Photography and creative portfolios: Submit a portfolio to a client or gallery as a multi-page PDF rather than a .zip of loose image files. Easier for the recipient and more professional in presentation.
Real estate and property listings: Agents combine floor plans, exterior photos, and property information scans into a single PDF for client distribution.
Medical and insurance submissions: Symptoms logs, prescription photos, and insurance card scans combined into one PDF make submissions cleaner and help avoid rejection for incomplete paperwork.
Freelance invoice delivery: A designer creates an invoice as a designed image (from Canva, Figma) and converts it to PDF for professional, print-ready delivery.
Scan at 200–300 DPI for document submissions. This provides clear text legibility while keeping the output PDF manageable in size. Higher DPI (600+) is rarely necessary for screen reading.
Use PNG for text-heavy pages. PNG's lossless compression keeps text edges sharp. JPEG compression creates visible artifacts around sharp edges like letters and lines.
Compress large images before converting if file size matters. A 10-page PDF from 3MB images each will be ~30MB. Running through an image compressor first reduces the final PDF size substantially.
Name your files in ordered sequence before uploading. Files named scan_001.jpg, scan_002.jpg etc. come in automatically in the right order, saving you rearrangement time.
HEIC images from iPhones aren't supported directly. Change your iPhone's camera format to "Most Compatible" in Settings → Camera → Formats, or convert HEIC files to JPEG before using this tool.
The output PDF is image-based — text is not selectable. If you need searchable, copyable text from a scanned document, run OCR (Optical Character Recognition) first before or after conversion.
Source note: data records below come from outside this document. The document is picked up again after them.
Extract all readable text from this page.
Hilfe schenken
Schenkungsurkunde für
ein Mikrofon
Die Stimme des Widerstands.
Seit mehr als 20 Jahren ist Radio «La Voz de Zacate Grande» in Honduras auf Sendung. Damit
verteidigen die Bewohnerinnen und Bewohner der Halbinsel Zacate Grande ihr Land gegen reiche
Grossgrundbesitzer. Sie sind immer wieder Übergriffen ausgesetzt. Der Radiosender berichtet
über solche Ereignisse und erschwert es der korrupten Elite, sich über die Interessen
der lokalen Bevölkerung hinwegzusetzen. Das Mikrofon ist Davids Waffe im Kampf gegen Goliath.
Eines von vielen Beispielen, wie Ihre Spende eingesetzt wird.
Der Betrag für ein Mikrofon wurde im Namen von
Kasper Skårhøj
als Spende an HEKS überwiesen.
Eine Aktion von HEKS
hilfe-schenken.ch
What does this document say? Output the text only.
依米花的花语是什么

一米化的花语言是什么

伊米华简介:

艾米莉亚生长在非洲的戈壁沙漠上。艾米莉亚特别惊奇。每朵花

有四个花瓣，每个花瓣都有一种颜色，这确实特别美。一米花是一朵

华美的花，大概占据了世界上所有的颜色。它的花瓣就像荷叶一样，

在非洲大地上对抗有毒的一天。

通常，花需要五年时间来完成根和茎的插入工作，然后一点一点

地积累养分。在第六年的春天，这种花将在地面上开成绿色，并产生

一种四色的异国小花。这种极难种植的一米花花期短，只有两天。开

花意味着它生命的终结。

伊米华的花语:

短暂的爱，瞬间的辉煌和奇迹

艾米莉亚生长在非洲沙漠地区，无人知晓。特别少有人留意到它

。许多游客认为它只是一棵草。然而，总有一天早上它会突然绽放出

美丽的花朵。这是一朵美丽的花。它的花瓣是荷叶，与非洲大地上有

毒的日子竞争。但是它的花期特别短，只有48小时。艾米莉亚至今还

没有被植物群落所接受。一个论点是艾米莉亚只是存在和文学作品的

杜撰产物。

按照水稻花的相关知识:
Very large images slow down PDF creation. A 15MB source image takes noticeably longer to process than a 1MB one. Resize or compress images before converting if speed matters.
Multi-page TIFF files are not supported. Export individual frames from TIFF before converting.
Recommended schema: SoftwareApplication + FAQPage + HowTo
Your data never leaves this device. All processing is handled locally by JavaScript.
Turn your photos into a single PDF document instantly.